The striking nature of these works also prompts questions about image and representation. Does the attention paid to materials and appearance lead to an overemphasis on style over substance? TAKK themselves have an extremely well-defined aesthetic that is disseminated via Instagram presence. Here, the work they produce gains an extended digital life. Is this ephemeral nature more important than the built structures themselves? In fact, the pair have remarked that they find the question of the ephemeral as being “somewhat irrelevant”. The sophisticated aesthetic that characterises the work is underlined by an extended research work preceding each project – a long-duration engagement with context.
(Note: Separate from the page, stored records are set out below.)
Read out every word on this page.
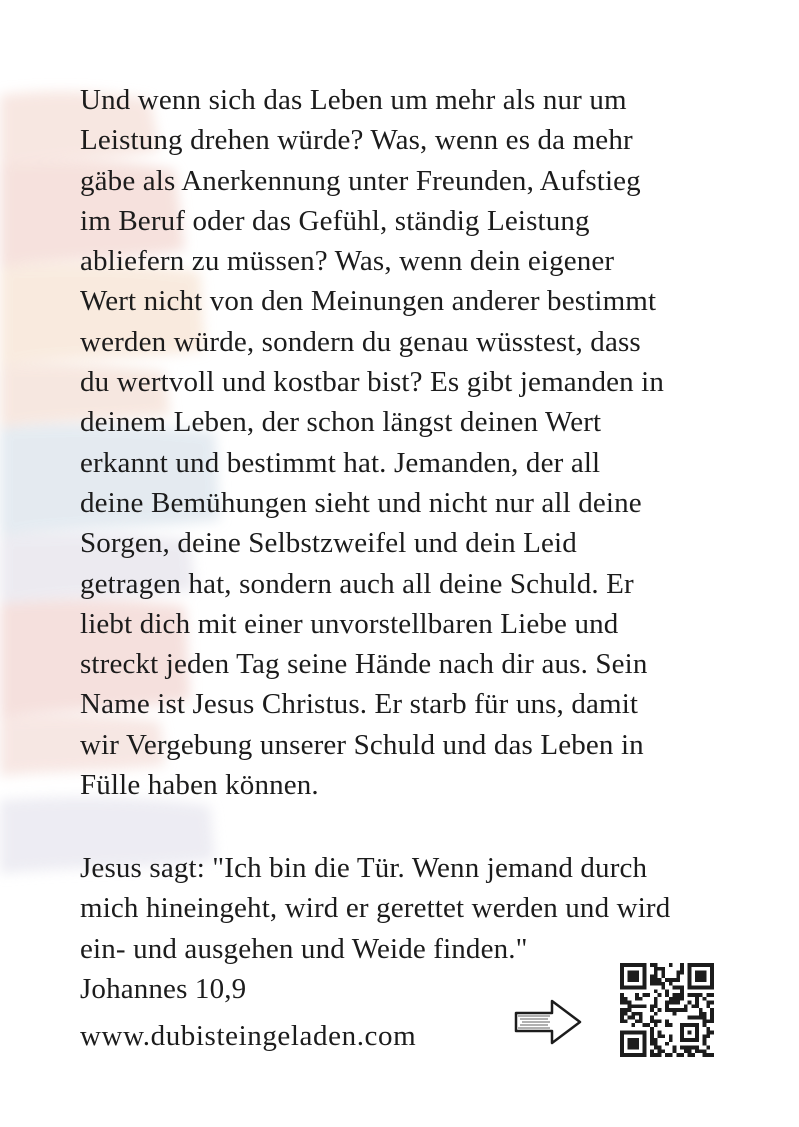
Und wenn sich das Leben um mehr als nur um
Leistung drehen würde? Was, wenn es da mehr
gäbe als Anerkennung unter Freunden, Aufstieg
im Beruf oder das Gefühl, ständig Leistung
abliefern zu müssen? Was, wenn dein eigener
Wert nicht von den Meinungen anderer bestimmt
werden würde, sondern du genau wüsstest, dass
du wertvoll und kostbar bist? Es gibt jemanden in
deinem Leben, der schon längst deinen Wert
erkannt und bestimmt hat. Jemanden, der all
deine Bemühungen sieht und nicht nur all deine
Sorgen, deine Selbstzweifel und dein Leid
getragen hat, sondern auch all deine Schuld. Er
liebt dich mit einer unvorstellbaren Liebe und
streckt jeden Tag seine Hände nach dir aus. Sein
Name ist Jesus Christus. Er starb für uns, damit
wir Vergebung unserer Schuld und das Leben in
Fülle haben können.

Jesus sagt: "Ich bin die Tür. Wenn jemand durch
mich hineingeht, wird er gerettet werden und wird
ein- und ausgehen und Weide finden."
Johannes 10,9

www.dubisteingeladen.com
This ultimately guides and informs the resulting aesthetic of the “finished” works: spaces of co-existence that are open for inhabitation by humans and non-humans alike.
Mireia Luzárraga and Alejandro Muiño are architects with degrees (honors) from Escuela Técnica Superior de Arquitectura de Madrid (ETSAM-UPM) and Escuela Técnica Superior de Arquitectura del Vallés (ETSAV-UPC) respectively and Masters of Architecture from the Universidad Internacional de Cataluña (ESARQ-UIC).We invited Takk to build an intervention together with participants entitled “Spaces of Love and Co-existance” as part of our plug-in at the Floating University in June 2018.